Leslie finds that when men are competing against her they tend to become unglued after watching her crank out drives well over 200 yards down the middle of the fairway. "Some guys when they find out they're playing me try to kill the ball," she says. "It really wrecks them."

Greis is no newcomer to the psychic struggles that play such a big part in men's golf. As a high school senior at Waschusett Regional H.S., she shuffled between the first and third slots on the boys' team and was voted co-MVP. That was in addition to garnering six letters while playing field hockey and basketball.

Nevertheless, Greis cannot compete with men in terms of distance so she has to rely on the lyrical accuracy of her swing. She routinely plays from the men's championship tees, saying "If I'm going to play with them, I have to play their game." From the men's tees on the Harvard linksters' home course, the Country Club in Brookline, there are seven holes which are impossible for her to reach in regulation. "It's like I'm playing a par 78," says Greis, which puts into perspective her methodical rounds in the low eighties.

Greis had acquired quite a load of silverware since she took up the game six years ago. She was the Massachusetts Girls' Champion in 1975 and finished as runner-up in the state Schoolgirl Championship three times.

Perhaps Leslie's best tourney showing came in the Inter-City Championships, in which teams from Boston, New York, and Philadelphia vie against each another. She rifled a 78 to finish as Boston's top point getter, carding five-and-a-half out of a possible six matchplay points.

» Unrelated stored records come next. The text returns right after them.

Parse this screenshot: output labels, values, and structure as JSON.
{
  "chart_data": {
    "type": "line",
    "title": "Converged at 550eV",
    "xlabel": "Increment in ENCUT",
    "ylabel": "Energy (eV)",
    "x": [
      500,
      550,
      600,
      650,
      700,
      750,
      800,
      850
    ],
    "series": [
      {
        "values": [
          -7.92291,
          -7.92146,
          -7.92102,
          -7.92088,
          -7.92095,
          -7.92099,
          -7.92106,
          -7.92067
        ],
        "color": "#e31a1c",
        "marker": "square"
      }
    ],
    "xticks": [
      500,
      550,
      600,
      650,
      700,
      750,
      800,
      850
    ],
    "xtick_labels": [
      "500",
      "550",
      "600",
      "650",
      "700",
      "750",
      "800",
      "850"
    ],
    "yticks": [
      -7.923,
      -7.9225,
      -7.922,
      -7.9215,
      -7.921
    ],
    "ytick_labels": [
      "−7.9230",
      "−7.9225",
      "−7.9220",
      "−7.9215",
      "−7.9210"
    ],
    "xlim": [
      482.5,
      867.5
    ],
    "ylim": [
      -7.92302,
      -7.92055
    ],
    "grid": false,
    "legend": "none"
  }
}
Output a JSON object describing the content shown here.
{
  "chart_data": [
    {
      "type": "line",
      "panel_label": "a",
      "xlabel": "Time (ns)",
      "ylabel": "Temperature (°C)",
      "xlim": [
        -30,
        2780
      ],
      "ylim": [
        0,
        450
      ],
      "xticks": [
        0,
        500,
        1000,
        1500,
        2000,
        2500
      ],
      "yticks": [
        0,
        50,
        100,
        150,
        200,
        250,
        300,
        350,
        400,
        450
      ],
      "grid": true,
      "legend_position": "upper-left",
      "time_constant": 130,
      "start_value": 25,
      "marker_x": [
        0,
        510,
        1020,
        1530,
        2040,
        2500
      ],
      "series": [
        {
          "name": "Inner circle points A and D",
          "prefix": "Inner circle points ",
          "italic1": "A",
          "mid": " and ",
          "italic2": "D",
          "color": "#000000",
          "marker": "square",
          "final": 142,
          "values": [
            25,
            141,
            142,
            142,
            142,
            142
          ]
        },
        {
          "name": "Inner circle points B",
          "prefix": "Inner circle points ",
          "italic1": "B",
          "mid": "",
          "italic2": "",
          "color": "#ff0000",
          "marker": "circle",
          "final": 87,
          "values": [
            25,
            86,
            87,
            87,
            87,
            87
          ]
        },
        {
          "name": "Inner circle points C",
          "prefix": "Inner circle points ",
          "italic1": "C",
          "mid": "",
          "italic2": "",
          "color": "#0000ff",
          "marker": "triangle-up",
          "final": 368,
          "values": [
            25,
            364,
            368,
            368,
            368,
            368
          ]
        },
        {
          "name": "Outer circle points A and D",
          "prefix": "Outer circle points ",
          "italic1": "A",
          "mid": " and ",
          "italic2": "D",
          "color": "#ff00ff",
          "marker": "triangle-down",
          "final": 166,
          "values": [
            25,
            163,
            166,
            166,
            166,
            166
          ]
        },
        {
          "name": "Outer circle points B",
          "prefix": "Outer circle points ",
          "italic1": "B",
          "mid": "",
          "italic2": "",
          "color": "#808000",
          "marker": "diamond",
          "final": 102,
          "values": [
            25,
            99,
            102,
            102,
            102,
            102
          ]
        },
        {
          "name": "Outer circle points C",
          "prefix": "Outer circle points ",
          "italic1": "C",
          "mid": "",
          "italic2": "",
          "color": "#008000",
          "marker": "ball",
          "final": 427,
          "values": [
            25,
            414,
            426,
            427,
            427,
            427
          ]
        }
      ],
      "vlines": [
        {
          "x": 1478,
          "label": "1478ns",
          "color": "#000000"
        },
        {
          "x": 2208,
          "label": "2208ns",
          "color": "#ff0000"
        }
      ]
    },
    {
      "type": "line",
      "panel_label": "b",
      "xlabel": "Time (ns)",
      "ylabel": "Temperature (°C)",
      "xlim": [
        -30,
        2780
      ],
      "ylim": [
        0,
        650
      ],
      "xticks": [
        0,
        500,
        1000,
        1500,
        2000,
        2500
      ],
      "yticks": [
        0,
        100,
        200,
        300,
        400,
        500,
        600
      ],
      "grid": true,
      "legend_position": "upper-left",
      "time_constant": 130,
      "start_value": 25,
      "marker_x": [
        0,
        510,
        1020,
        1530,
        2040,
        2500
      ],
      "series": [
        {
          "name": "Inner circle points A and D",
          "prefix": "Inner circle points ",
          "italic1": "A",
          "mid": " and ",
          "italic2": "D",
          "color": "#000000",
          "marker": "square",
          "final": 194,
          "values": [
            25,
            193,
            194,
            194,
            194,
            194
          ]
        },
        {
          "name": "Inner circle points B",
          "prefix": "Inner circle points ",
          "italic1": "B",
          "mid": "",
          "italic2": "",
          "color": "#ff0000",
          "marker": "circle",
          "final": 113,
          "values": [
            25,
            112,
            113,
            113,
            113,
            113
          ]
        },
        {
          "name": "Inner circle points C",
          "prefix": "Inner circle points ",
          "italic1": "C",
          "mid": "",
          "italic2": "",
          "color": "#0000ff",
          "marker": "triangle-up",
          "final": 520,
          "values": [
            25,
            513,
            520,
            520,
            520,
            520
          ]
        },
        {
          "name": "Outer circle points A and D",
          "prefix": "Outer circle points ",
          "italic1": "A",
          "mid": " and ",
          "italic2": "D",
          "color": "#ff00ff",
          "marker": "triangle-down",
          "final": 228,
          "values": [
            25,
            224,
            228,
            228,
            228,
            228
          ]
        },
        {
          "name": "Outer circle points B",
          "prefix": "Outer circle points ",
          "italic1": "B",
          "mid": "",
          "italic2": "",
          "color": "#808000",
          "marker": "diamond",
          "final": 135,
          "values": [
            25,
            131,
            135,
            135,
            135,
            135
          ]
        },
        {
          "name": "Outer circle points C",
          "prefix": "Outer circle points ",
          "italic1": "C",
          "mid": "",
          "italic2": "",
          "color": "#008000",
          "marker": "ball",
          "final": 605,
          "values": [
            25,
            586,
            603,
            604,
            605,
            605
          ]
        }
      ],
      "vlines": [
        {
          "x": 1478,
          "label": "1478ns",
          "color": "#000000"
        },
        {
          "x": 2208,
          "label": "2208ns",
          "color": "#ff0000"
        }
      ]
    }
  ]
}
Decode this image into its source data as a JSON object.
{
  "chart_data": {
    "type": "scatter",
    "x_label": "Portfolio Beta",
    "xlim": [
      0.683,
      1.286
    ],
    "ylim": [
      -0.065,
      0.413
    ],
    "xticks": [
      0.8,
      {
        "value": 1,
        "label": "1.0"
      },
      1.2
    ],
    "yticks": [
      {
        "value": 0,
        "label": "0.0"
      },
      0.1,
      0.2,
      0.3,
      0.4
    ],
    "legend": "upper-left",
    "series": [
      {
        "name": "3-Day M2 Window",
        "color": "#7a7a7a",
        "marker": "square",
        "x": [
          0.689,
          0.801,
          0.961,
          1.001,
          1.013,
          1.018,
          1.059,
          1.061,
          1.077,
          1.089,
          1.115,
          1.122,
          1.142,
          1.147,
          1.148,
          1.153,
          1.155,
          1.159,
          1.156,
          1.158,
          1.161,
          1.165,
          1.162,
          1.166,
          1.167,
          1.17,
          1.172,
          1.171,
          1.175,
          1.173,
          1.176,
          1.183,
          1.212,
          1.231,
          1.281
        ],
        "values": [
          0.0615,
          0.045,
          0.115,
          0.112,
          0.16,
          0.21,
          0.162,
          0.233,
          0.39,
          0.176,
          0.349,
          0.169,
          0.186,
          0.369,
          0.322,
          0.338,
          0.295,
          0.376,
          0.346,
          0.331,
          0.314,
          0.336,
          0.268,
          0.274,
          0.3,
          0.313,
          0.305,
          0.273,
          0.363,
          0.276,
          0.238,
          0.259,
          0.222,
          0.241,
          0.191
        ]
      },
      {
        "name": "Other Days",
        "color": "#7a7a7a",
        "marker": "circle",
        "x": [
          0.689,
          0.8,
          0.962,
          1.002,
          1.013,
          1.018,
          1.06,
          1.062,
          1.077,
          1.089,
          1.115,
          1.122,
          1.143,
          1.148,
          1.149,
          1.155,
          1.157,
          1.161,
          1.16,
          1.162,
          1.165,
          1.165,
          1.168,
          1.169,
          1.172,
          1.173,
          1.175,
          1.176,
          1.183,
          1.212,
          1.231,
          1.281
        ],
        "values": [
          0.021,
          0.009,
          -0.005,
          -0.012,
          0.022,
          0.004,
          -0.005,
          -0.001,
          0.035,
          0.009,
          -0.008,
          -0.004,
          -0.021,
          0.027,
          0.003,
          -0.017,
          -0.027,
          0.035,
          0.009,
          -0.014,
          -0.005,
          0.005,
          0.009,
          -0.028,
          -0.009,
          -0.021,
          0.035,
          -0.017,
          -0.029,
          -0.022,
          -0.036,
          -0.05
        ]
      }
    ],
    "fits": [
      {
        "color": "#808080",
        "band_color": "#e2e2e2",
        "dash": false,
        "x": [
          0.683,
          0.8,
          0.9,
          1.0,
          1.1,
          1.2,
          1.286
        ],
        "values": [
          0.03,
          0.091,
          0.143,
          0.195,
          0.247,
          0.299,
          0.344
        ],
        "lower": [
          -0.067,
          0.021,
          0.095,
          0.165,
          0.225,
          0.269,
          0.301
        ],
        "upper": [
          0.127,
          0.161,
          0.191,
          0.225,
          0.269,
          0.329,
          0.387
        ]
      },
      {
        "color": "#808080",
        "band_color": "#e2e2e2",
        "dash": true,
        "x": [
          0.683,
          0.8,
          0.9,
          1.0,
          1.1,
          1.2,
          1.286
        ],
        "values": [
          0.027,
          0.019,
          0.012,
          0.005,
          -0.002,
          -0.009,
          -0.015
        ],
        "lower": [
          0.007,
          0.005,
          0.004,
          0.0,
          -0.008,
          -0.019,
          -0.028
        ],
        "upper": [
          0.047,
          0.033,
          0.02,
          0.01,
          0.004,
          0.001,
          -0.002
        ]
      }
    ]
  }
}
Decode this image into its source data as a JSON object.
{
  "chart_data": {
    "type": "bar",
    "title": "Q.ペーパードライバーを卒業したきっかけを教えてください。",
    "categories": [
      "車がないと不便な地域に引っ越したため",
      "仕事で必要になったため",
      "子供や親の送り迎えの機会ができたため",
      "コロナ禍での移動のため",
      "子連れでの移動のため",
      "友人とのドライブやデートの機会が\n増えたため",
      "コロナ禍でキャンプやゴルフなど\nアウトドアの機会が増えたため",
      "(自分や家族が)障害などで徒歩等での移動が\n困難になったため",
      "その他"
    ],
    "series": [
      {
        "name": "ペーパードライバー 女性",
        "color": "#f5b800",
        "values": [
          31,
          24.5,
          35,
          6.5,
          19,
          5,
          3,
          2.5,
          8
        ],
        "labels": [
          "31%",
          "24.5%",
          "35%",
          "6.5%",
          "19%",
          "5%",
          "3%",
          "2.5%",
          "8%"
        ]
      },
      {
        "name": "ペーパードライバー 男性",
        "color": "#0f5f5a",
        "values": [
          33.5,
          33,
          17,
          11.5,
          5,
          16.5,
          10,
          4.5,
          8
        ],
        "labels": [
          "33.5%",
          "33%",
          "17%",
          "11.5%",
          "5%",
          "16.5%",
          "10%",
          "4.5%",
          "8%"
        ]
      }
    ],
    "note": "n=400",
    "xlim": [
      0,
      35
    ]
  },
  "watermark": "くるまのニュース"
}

Right now, Greis is honing her game for the U.S. Women's Amateur, which will be played at Brae Burn, the site of yesterday's match.

Leslie spent three years in high school working on different facets of a science project entitled "The Sand Wedge: Its Mechanics and Design." The sand wedge, otherwise known as the dynamite or blaster, is that concave instrument for delving in golf's farflung hinterlands. Ever since Gene Sarazen built the first one during the winter of 1932 in a Florida machine shop, the wedge has been a godsend for golfers extricating themselves from places previously untrodden by man (or woman).

While exploring the physics of golf, Leslie spent her freshman year "looking into exactly how sand between the golf ball and the club really affects trajectory." To carry out her inquiries she rigged a contraption of weighted pendulums to simulate a golf swing, like "Iron Byron," the machine modeled on the swing of Byron Nelson used by golf ball companies.

The next year, she entered the world of golfing polemics, refuting the iconoclastic thesis of two savants of the golf swing, Alister Cochran and John Stobbs. Leslie showed that the surface of the clubface does, in fact, impart more backspin on the ball depending on its roughness.

Her project won first place in the finals of the Massachusetts State Science Fair, held annually at MIT.

Of course, the male ego is still not completely reconciled to the upsurge of par pummeling women golfers. Leslie Greis may never become another Patty Berg, but nevertheless she is helping to change the old attitude expressed by Chi Chi Rodriguez: "I'm playing like Tarzan--and scoring like Jane."